The October surplus was higher than analysts originally expected. Moreover, it was the highest compared to the other months of the year. The foreign trade revenues were, however, less positive, said Ľubomír Koršňák, analyst with the UniCredit Bank Czech Republic and Slovakia.
“Compared with the relatively stronger September, we could see the drop in foreign trade revenues, on both sides of the balance,” Koršňák wrote in his memo, adding that the dynamics of both imports and exports have slowed down.
The exports dropped by 0.8 percent compared to September, while the annual dynamics fell from 4.9 percent to 3.5 percent. Despite this development, the October volume of exports was close to the average of the first nine months of the year. The slight drop in exports may also indicate slower industrial growth, according to Koršňák.
“The main reason for a drop in the foreign trade surplus can be found in imports,” he continued.
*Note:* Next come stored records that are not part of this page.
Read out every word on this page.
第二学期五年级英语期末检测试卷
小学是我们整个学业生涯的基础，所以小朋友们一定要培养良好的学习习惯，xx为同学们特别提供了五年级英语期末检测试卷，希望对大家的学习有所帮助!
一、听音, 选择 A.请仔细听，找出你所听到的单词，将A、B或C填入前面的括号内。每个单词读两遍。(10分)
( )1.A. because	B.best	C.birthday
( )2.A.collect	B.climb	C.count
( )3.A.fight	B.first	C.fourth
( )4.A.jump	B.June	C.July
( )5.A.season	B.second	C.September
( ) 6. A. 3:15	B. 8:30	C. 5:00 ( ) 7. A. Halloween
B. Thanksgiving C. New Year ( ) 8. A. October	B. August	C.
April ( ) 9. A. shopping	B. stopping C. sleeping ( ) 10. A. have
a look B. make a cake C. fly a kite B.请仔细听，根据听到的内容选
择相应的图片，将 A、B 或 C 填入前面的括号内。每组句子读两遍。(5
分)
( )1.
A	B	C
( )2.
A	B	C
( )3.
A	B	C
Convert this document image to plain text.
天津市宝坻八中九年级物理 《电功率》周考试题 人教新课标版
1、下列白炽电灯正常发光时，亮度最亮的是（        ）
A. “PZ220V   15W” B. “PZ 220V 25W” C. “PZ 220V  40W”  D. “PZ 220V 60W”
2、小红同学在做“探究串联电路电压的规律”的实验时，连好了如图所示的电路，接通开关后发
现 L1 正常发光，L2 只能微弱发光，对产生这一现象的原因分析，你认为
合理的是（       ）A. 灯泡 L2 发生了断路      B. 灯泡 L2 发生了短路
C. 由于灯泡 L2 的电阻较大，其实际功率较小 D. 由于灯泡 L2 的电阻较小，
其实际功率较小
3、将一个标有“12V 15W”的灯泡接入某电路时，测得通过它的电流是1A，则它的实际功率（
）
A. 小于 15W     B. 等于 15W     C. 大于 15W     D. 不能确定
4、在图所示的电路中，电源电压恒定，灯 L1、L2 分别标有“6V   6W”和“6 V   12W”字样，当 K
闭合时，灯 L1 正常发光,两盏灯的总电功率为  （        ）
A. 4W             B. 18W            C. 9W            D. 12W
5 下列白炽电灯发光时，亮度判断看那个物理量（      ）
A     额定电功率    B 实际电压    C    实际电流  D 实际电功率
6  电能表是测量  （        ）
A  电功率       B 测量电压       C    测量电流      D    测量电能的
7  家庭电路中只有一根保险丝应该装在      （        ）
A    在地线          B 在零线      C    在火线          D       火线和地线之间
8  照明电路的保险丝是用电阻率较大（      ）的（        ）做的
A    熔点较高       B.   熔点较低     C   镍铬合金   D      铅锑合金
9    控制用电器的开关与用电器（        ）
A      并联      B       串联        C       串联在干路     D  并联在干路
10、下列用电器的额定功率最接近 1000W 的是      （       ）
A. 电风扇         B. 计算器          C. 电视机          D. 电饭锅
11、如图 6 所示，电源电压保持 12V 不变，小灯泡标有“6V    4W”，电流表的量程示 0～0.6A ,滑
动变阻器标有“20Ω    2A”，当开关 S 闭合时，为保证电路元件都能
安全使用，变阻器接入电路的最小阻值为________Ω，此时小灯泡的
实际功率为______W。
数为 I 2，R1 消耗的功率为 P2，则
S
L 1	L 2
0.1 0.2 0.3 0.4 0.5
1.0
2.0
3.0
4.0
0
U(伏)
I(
The imports fell by 2.8 percent month-on-month, while the annual drop was even higher: from 11.4 percent to 4 percent. This may be the result of investment imports and imports of semi-finished products, the analyst said. Another factor may be the increase in oil prices in the global markets or the expected completion of projects financed from the previous programming period.
“The foreign trade surplus usually drops in the end of the year, since the imports are increased by growing Christmas retail revenues; on the other hand the Christmas break in some industries decrease the exports,” Košňák said, “Slovakia may thus see a slight deficit of foreign trade in December.”
He also expects that the foreign trade surpluses at the turn of the years may stabilise at 4.5-5 percent of GDP, as a result of the weaker impact of investments that are carried out in order to draw the money from previous programming period.
“The imports will still be impacted by growing household consumption, but this rise may be fully compensated by growing exports stimulated by cyclic restoration of European economies,” Koršňák said.